Budget tax reforms 'leave poor countries out in the cold', says Christian Aid

By agency reporter
March 18, 2015

Christian Aid says it sees little in the UK Chancellor’s Budget Speech, or the European Commission’s new plan on tax transparency, to make a difference to the tax dodging which drains billions from developing countries every year.

The Chancellor has announced a string of measures on tax avoidance and evasion but the UK based churches' global development agency believes that to really close the net on big companies avoiding their fair share of tax, the UK should introduce a comprehensive Tax Dodging Bill.

“We are pleased to see politicians trying to tackle rampant tax dodging”, said Joseph Stead, Christian Aid’s Senior Economic Justice Adviser.

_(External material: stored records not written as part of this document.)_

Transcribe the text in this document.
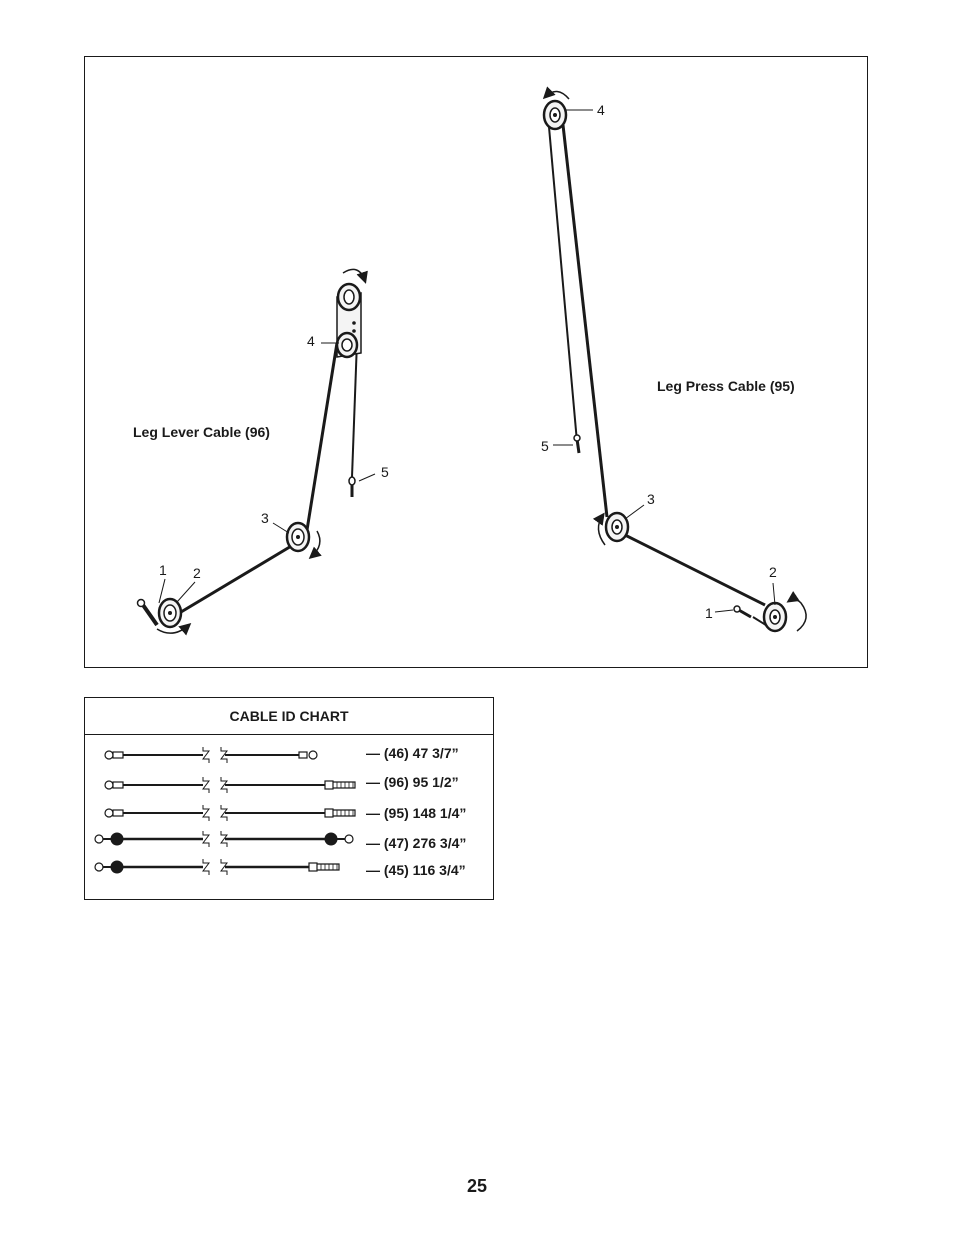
Leg Lever Cable (96)
Leg Press Cable (95)
1 2
3
4
5
1
2
3
4
5
CABLE ID CHART
— (46) 47 3/7”
— (96) 95 1/2”
— (95) 148 1/4”
— (47) 276 3/4”
— (45) 116 3/4”
25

“However, at all the points at which both UK and EU could have decided to help developing countries, they flunked it.

“In relation to tax dodging, the UK and EU appear to believe that we are not all in it together – developing countries are on their own.”

On the Government’s plans to introduce country-by-country reporting requirements for multinational companies, firms should have publicly to report the information. Failure to do this means few developing countries will benefit from the information being given to the UK’s tax authority.

“Keeping this crucial information hidden from public eyes means that developing countries are never going to get the information they need to tackle tax dodging”, warned Mr Stead.

However, Christian Aid is hopeful that further UK Government plans, to introduce a new criminal offence of helping others to evade tax, could make a difference for people living in poverty in developing countries.

“We urge the Government to consider how to make such a new law work for the world’s poorest people, who also suffer grave harm at the hands of tax evaders and their professional advisers”, added Mr Stead. “The new offence could easily be made to apply wherever in the world the crime happens, in the same way as the UK Bribery Act already does.”

Commenting on the European Commission’s new plans for greater tax transparency in Europe, he added: “For the sake of developing countries and the trust of taxpayers all over Europe, the EU needs to improve its tax transparency.

“Today’s announcement is only tiptoeing in the right direction. With the President of the Commission narrowly avoiding censure for overseeing decades of dodgy tax deals, Europe needs to do a lot more in the coming year to show it is serious about tax transparency.”